Opinioni - Super Bowl 2014: la delusione dell'Halftime Show

Il Super Bowl non è solo un evento sportivo, mediatico, pubblicitario a livello planetario.
È anche un evento musicale, grazie soprattutto al tradizionale Halftime Show, il mini concerto che per una quindicina di minuti intrattiene gli spettatori durante l’intervallo.
Nel passato si sono esibiti veri e propri mostri sacri del rock e del pop quali Bruce Springsteen,  Prince, Paul McCartney, Michael Jackson, i Rolling Stones, gli Who, tutti autori di grandi show (a parte forse gli Who).
Quest’anno era il turno di una accoppiata un po’ bizzarra: Bruno Mars, giovane popstar sulla cresta dell’onda, e i Red Hot Chili Peppers, storico gruppo di alternative rock ormai  in pista da una trentina d’anni.
Già queste accoppiate un po’ improvvisate lasciano il tempo che trovano, ma quella uscita fuori domenica scorsa è stata una performance veramente deludente (come un po’ tutto il match, che ha visto i Seattle Seahawks travolgere sin dai primi secondi i Denver Broncos del grande Peyton Manning).
L’esibizione è stata davvero imbarazzante: Bruno Mars è sostanzialmente il solito cantantucolo che va di moda adesso, dalla voce non particolarmente memorabile ed autore della solita musichetta costruita in catena di montaggio come se ne sente (purtroppo) a palate.
Anche come “animale da palco” questo Bruno Mars è abbastanza anonimo, è l’unica forma di intrattenimento è stata quella di fare scivolare i piedi, come neanche il “buon” Flavio Insinna quando balla Pachito fa più.
Ma in proporzione ancora più deludenti i anche i Red Hot Chili Peppers.
Ristretti innanzitutto ad una sola canzone, la loro hit più famosa Give It Away,  si sono limitati a fare casino a vanvera.
Ma il peggio si è poi saputo a posteriori.  Come riportato da USA Today, pare proprio che i RHCP si siano esibiti in playback.
Come si può notare guardando attentamente le immagini, sia bassista Flea che il chitarrista Josh Klinghoffer hanno i loro strumenti scollegati dagli amplificatori durante lo spettacolo.

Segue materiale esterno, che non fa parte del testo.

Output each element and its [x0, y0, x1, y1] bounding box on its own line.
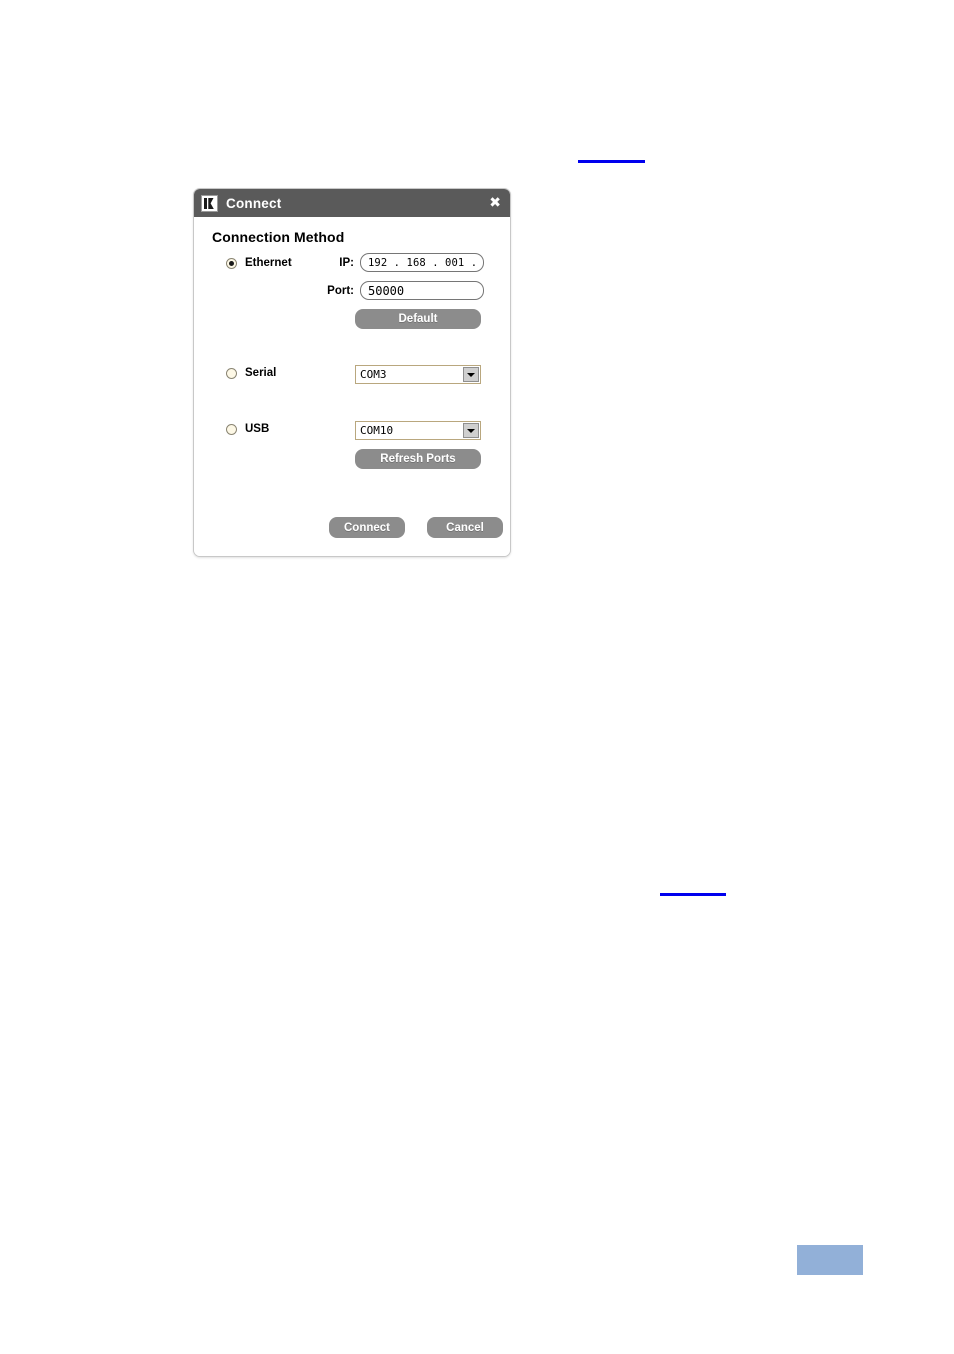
radio-ethernet-indicator[interactable] — [226, 257, 237, 269]
serial-port-value: COM3 — [360, 368, 387, 381]
radio-serial-indicator[interactable] — [226, 367, 237, 379]
chevron-down-icon[interactable] — [463, 423, 479, 438]
ip-input[interactable] — [360, 253, 484, 272]
dialog-title: Connect — [226, 195, 282, 211]
radio-ethernet-label: Ethernet — [245, 257, 292, 269]
port-field-row: Port: — [322, 281, 484, 300]
connect-button[interactable]: Connect — [329, 517, 405, 538]
connect-dialog: Connect ✖ Connection Method Ethernet IP:… — [193, 188, 511, 557]
radio-option-ethernet[interactable]: Ethernet — [226, 257, 292, 269]
dialog-titlebar: Connect ✖ — [194, 189, 510, 217]
kramer-k-logo-icon — [201, 194, 218, 212]
radio-usb-indicator[interactable] — [226, 423, 237, 435]
radio-option-usb[interactable]: USB — [226, 423, 269, 435]
chevron-down-icon[interactable] — [463, 367, 479, 382]
port-input[interactable] — [360, 281, 484, 300]
serial-port-select[interactable]: COM3 — [355, 365, 481, 384]
cancel-button[interactable]: Cancel — [427, 517, 503, 538]
page-number-highlight — [797, 1245, 863, 1275]
default-button[interactable]: Default — [355, 309, 481, 329]
radio-serial-label: Serial — [245, 367, 277, 379]
refresh-ports-button[interactable]: Refresh Ports — [355, 449, 481, 469]
close-icon[interactable]: ✖ — [489, 196, 501, 210]
link-underline-top[interactable] — [578, 160, 645, 163]
link-underline-middle[interactable] — [660, 893, 726, 896]
usb-port-value: COM10 — [360, 424, 394, 437]
usb-port-select[interactable]: COM10 — [355, 421, 481, 440]
connection-method-heading: Connection Method — [212, 229, 345, 245]
ip-field-row: IP: — [322, 253, 484, 272]
radio-usb-label: USB — [245, 423, 270, 435]
dialog-body: Connection Method Ethernet IP: Port: Def… — [194, 217, 510, 556]
port-label: Port: — [327, 284, 354, 297]
radio-option-serial[interactable]: Serial — [226, 367, 276, 379]
ip-label: IP: — [339, 256, 354, 269]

In sostanza quindi la band californiana non ha fatto altro che saltare a casaccio a destra e sinistra, mentre la musica di sottofondo era registrata.
Una vera delusione se si pensa che l’esibizione si è rivelata il programma televisivo più visto di tutti i tempi negli USA.
Una delusione per una band che in passato era stata una delle capofila di un certo tipo di musica “alternativa” ma che col passare del tempo non ha fatto che seguire l’esempio di altri colleghi allineandosi al mainstream.